L
es meilleurs blues ont été écrits avec des larmes de douleur à la place de l'encre, des gouttes de sueur ou, parfois, le sang de la rancœur. Aussi, quand Franck, son ex-manager, demande à Barry un nouveau titre imparable, c'est compliqué. Le musicien est devenu chauffeur de bus, s'est marié et a fait trois gamins, une vie tranquille, pépère donc ; il n'y a pas de quoi être inspiré non, il ne pourrait fournir que de la soupe populaire. Autrefois, il a fait danser les cœurs et swinguer les âmes oui. Mais avant, il caressait mélancoliquement sa guitare et surtout, il aimait Éléonor à la folie, à la mort. Attendez, ne serait-ce pas la fille qui a été retrouvée dans le fond du lac avec son amant ? Si…
Trois teintes : noir comme le polar, rouge comme la passion et bleuté comme un certain style musical, voilà le nuancier de Raùl Ariño. Pourtant, si l'histoire se révèle classique dans son contenu, l'auteur a créé une réelle ambiance et accordé une belle épaisseur à ses acteurs. Le portrait de son héros résonne comme la note bleue, il procure de la densité à l'œuvre, son originalité, sa dissonance également, car, il a ses failles, le compositeur maudit. Autour de lui, une gamme de personnages secondaires qui, loin de servir d'ornementation, possèdent de même leur tonalité propre et enrichissant l'ouvrage : la femme fatale, le producteur vénal, le pasteur parfait…
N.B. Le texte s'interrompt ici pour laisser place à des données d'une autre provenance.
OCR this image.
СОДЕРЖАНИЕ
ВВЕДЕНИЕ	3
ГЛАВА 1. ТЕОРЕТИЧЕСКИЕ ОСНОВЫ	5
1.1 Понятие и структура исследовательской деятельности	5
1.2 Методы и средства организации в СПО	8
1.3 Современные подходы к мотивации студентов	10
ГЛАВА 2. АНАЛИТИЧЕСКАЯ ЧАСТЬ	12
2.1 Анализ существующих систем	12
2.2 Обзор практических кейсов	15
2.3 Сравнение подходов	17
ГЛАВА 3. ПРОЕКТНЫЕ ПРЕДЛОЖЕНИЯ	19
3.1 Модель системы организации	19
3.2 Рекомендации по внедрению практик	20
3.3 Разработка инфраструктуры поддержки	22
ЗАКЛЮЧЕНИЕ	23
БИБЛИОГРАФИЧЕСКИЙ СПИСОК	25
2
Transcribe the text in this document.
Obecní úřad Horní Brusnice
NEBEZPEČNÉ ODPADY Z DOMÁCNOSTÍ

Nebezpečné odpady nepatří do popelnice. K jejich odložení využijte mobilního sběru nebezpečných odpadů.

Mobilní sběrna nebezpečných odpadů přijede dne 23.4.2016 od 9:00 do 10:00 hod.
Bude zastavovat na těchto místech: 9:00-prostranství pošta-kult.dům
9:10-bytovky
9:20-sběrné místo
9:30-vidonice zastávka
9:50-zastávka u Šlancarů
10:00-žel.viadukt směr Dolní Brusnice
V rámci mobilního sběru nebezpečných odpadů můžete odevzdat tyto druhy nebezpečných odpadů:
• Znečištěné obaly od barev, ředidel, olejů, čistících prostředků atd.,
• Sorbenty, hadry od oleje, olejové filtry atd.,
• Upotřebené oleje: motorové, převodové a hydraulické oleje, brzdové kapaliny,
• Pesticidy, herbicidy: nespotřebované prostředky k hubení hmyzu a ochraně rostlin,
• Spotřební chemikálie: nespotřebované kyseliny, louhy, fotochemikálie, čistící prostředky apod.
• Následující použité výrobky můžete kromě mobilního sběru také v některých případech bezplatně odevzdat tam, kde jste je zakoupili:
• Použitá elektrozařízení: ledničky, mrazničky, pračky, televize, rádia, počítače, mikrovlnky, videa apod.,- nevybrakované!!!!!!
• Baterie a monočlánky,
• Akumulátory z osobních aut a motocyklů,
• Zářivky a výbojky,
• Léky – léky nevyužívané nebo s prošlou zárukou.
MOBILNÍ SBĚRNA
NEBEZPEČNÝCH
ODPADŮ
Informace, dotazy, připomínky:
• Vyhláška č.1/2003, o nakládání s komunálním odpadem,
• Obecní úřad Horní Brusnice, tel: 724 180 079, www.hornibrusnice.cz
Le graphisme, quant à lui, pourrait être à l'image du jazz, un jazz faussement improvisé cependant. Difficile à décrire, car vraiment particulier et inattendu, il serait qualifié de désinvolte et caricatural, les proportions étant déformées afin de caractériser par leurs formes, plus que par les détails, les protagonistes (gros torse, petite tête, nez allongé, silhouette filiforme etc). La colorisation participe pleinement au charme crépusculaire et contrasté du récit, en aplats, par touches, en taches ou par coups de pinceau fiévreux. Le rendu final dégage une prestance et une identité certaines.
Aucun bémol dans la partition du Bluesman, ce mélange d'amour, de musique et de tragédie qui s'exprime à l'aide d'illustrations de caractère ne pouvant pas laisser sourd.
L'espagnol Raúl Ariño présente une histoire classique, tragique, sensible et visuellement impressionnante d'un petit chauffeur de bus qui cache un immense secret. Pourquoi cette nouvelle à la télé sur la découverte de corps disparus depuis 10 ans, crime passionnel dont l'auteur est bien identifié mais s'est évanoui dans la nature depuis tout ce temps, crée-t-elle de telles angoisses à Barry ? Ce meurtrier, ancienne star du blues dont on ignore le visage, peut-il avoir refait sa vie avec femme, enfants et dimanche à la messe ?
Graphiquement fascinant avec un traitement nerveux, faussement naïf mais au contraire extrêmement travaillé avec des techniques multiples, le récit est captivant et admirablement servi par la mise en image expressive.
Un des clichés du blues, musique intrinsèquement triste sur la souffrance et le mal de vivre, traité de manière totalement novatrice. Un bonheur.
Parfois, il m'arrive de détester un graphisme mais d'aimer quand même la bd en soi. Il faut dire que le scénario et le déroulé de ce récit m'ont convaincu.Je regrette peut-être une fin en happy-end mal expliquée et de circonstance. C'est comme un cheveu sur la soupe. Cela fait tâche.
Ceci dit, dans l'ensemble, j'ai passé un agréable moment de lecture alors que ce n'était pas gagné d'avance. Le dessin assez coloré m'a paru trop anguleux et imprécis au niveau des personnages. Cela fait très ligne à la George Gershwin pour ceux qui aurait vu le premier « Fantasia » de Disney dont une séquence lui rend hommage. Bref, c'est stylisé dans le décor !
C'est l'histoire d'un homme plutôt fort en corpulence qui a jadis été un grand jazzman mais il a commis un crime d'amour en voyant sa dulcinée embrasser un amant. Il a détruit des vies mais a refait la sienne. Cependant, le passé ressurgit toujours à un moment ou l'autre et il va falloir payer l'addition.
On va se rendre compte que les choses peuvent être un peu plus compliqué que cela. Bluesman est une véritable descente aux enfers pour rappeler que les difficultés dans la vie peuvent arriver très vite. Musique, amour, tragédie : tout un programme !
Au final, un polar musical à l'ambiance jazz assez réussi.